How could this value inform how we think about incorporating learning strategies into the Readers in relation to materials? Would it change whether we add discussion questions or instead, model types of questions and help students learn to recognize what questions produce and how to create them for themselves? Would it change what we would include in introductions to materials, finding the balance between context and discovery?
From the survey work, we have a clear sense of skills that both faculty and students prioritized – such as contextualization, identifying assumptions and use of evidence and increasing capabilities in working with multiple perspectives, including marking types of disciplinary and cultural viewpoints. These could be mapped out in relation to various materials. But taking this moment to concept map at this stage of the process may change how we facilitate helping students to learn these skills that could support life-long learning habits and intellectual curiosity.
During our editorial conversation, I remembered two points from the qualitative data that align with this trajectory. First, during the focus groups with the two contemporary capstone courses (HUM 414: The Contemporary World and LS 479: Cultivating Global Citizenship), both faculty groups noted the desire to support students in engaging with ambiguity, grey areas, and multiple, seemingly contradictory perspectives with critical, but respectful analytical tools. Second, in the student focus group I held this past spring, students became the most excited about the potential of specifically learning how to ask better questions.
The value of struggle, while not designated directly on a survey, is a subtle component of learning to name. It doesn’t automatically translate into its own concrete learning strategy. This core principle emerged because we decentered our typical habits of thinking about the Humanities Program. In wandering in the big open, ever-changing sky, full of clouds moving around, this value took shape and finally peaked its head out.

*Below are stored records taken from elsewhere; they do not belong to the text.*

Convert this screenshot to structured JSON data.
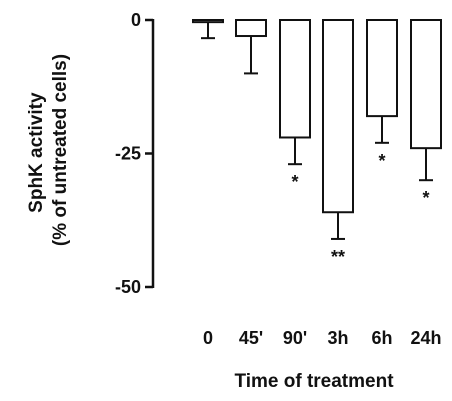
{
  "chart_data": {
    "type": "bar",
    "title": "",
    "ylabel_line1": "SphK activity",
    "ylabel_line2": "(% of untreated cells)",
    "xlabel": "Time of treatment",
    "ylim": [
      -50,
      0
    ],
    "yticks": [
      0,
      -25,
      -50
    ],
    "ytick_labels": [
      "0",
      "-25",
      "-50"
    ],
    "categories": [
      "0",
      "45'",
      "90'",
      "3h",
      "6h",
      "24h"
    ],
    "values": [
      -0.4,
      -3,
      -22,
      -36,
      -18,
      -24
    ],
    "errors": [
      3,
      7,
      5,
      5,
      5,
      6
    ],
    "significance": [
      "",
      "",
      "*",
      "**",
      "*",
      "*"
    ],
    "bar_fill": "#ffffff",
    "bar_stroke": "#111111"
  }
}
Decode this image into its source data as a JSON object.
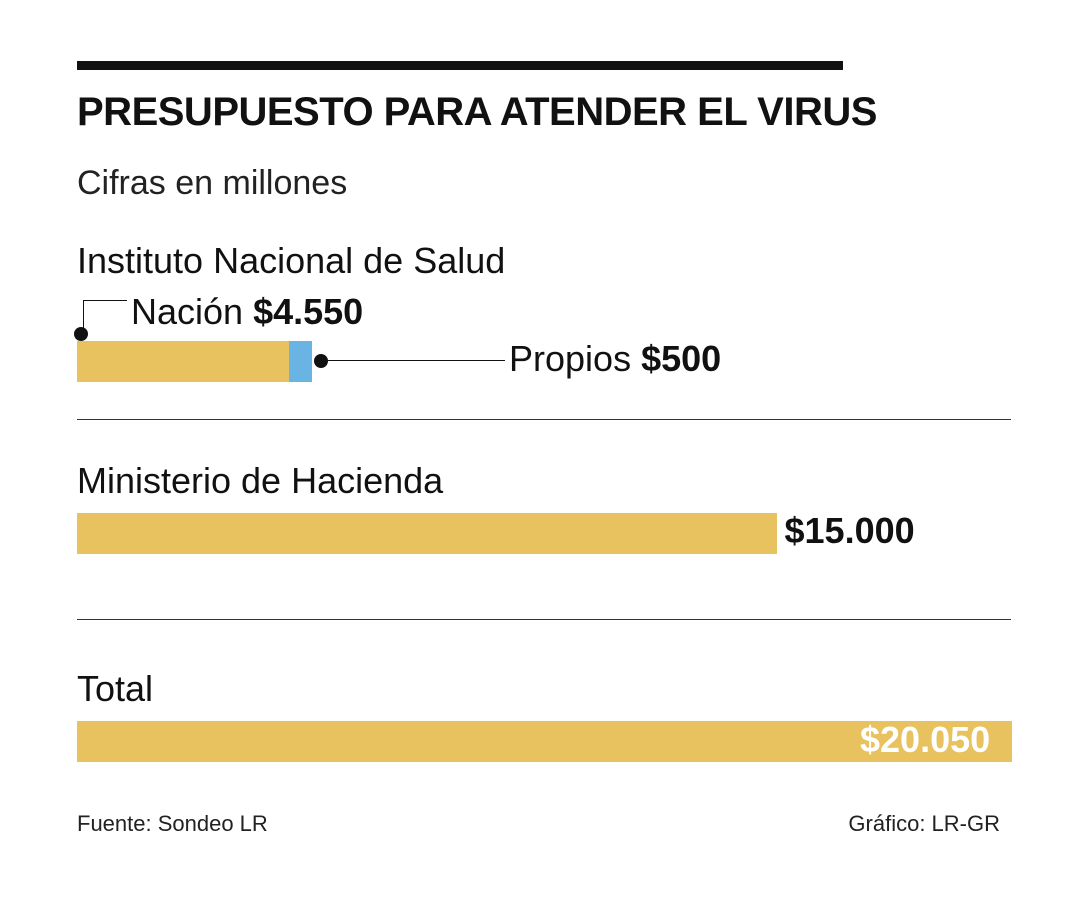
{
  "chart_data": {
    "type": "bar",
    "title": "PRESUPUESTO PARA ATENDER EL VIRUS",
    "subtitle": "Cifras en millones",
    "max_value": 20050,
    "groups": [
      {
        "name": "Instituto Nacional de Salud",
        "segments": [
          {
            "name": "Nación",
            "value": 4550,
            "label": "$4.550",
            "color": "#e8c25f"
          },
          {
            "name": "Propios",
            "value": 500,
            "label": "$500",
            "color": "#6ab4e3"
          }
        ]
      },
      {
        "name": "Ministerio de Hacienda",
        "segments": [
          {
            "name": "Ministerio de Hacienda",
            "value": 15000,
            "label": "$15.000",
            "color": "#e8c25f"
          }
        ]
      },
      {
        "name": "Total",
        "segments": [
          {
            "name": "Total",
            "value": 20050,
            "label": "$20.050",
            "color": "#e8c25f"
          }
        ]
      }
    ]
  },
  "footer": {
    "source": "Fuente: Sondeo LR",
    "credit": "Gráfico: LR-GR"
  }
}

So, now what? It is our task to come down to earth and get more grounded now. We are currently tasked with creating templates for selected materials informed by these conversations, the data from surveys and focus groups, and a list of possible brainstormed learning support strategies. Who knows what we will discover in this next phase, which is likely to be muddy at first, but I am grateful for our time in the sky and could always look up again when we need that perspective.
–Katherine C. Zubko
[1] Hattie, John. The Applicability of Visible Learning to Higher Education. Scholarship of Teaching and Learning in Psychology 1:1 (2015): 79-91.